Second, senior White House staffer Dan Pfeiffer told Jake Tapper of CNN that the President would not negotiate with terrorists – not actual terrorists in Iran (with whom the President is negotiating), but Tea Party activists and our allies in Congress. Tapper immediately rebutted Pfeiffer, reminding him the President had opposed raising the debt ceiling as a Senator.
Last week, Rep. Mick Mulvaney (R-SC) noted only one person in the media asked liberal Democrats “why it’s okay to extend [exemptions] for corporations but not for individuals.” It was Jon Stewart, a comedian on Comedy Central. He also pointed out Republicans lost this fight because they were unable to get the message out about fairness, and the media magnified this failure by not asking Democrats the question Mulvaney brought up.

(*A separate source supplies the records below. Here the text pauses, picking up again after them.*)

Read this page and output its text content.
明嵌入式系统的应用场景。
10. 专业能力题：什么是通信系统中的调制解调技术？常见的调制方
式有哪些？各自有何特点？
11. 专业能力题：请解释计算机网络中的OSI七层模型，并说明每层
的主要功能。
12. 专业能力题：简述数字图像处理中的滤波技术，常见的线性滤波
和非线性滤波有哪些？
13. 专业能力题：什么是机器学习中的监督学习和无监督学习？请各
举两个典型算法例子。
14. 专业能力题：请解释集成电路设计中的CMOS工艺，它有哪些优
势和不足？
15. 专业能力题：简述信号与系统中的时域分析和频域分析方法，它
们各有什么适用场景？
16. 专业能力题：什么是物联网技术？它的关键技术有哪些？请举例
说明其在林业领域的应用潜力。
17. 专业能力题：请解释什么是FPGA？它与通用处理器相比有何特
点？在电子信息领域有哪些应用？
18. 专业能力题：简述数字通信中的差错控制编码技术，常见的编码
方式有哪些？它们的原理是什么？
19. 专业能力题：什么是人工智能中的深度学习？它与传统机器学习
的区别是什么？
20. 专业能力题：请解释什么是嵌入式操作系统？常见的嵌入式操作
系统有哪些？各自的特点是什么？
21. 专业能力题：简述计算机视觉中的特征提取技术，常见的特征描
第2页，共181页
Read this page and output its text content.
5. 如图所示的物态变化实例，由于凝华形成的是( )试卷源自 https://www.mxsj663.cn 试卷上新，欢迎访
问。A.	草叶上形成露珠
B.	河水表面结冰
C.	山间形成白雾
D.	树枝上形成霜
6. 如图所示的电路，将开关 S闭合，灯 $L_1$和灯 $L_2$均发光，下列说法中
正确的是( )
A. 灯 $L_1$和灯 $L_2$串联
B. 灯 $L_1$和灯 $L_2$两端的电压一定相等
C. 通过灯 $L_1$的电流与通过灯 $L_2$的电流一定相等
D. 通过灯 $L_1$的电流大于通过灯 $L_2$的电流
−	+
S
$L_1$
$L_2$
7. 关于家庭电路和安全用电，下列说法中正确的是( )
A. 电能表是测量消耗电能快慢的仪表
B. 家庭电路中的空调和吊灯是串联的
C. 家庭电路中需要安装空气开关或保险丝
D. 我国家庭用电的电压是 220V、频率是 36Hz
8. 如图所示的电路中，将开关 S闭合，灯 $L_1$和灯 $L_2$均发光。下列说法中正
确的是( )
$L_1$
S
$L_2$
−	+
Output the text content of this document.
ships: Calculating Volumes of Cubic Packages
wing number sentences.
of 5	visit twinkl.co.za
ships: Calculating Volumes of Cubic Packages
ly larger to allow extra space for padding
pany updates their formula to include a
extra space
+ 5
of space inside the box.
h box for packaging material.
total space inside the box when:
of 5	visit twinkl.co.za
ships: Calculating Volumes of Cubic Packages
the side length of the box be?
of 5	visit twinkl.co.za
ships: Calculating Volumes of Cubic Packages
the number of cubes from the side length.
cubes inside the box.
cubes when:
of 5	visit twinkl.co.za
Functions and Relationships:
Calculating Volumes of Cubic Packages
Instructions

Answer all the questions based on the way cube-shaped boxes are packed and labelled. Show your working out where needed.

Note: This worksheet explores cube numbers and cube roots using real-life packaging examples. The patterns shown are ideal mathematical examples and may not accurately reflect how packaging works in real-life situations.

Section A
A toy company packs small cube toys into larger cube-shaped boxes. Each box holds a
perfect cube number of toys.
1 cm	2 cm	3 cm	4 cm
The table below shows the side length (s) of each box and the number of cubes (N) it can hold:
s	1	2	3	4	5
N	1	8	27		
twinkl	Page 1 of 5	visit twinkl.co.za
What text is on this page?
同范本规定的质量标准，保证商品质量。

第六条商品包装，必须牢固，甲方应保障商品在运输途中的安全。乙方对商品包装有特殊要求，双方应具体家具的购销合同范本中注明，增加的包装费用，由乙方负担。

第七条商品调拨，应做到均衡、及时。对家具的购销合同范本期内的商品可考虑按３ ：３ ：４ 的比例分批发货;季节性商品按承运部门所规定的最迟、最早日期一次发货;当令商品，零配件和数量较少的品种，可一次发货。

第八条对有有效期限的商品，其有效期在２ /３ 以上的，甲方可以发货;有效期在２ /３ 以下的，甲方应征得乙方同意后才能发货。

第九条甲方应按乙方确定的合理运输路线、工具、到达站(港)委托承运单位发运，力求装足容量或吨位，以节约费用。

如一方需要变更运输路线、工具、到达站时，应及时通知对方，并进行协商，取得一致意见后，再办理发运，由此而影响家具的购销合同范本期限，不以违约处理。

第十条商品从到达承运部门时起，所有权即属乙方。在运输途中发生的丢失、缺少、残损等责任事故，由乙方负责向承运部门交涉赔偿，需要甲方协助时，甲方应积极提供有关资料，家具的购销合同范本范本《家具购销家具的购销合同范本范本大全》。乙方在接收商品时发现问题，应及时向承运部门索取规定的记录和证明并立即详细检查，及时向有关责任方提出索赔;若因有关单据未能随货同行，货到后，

Finally, it was pointed out by several conservative Members of Congress that the House voted for several different versions of Continuing Resolutions. Each version was different, offered Democrats a more moderate position on Obamacare than the last. Each and every Continuing Resolution was ignored by the Senate. Until the final deal was passed, the Senate literally took no votes for over two weeks while the “shutdown” was in effect.
Somehow, the media reported Republicans as intransigent, stubborn, and unreasonable.
A majority of Americans have little to no trust in mainstream media sources. This shutdown will not improve those numbers, making MSM sources look more and more like a horse and buggy in a NASCAR world.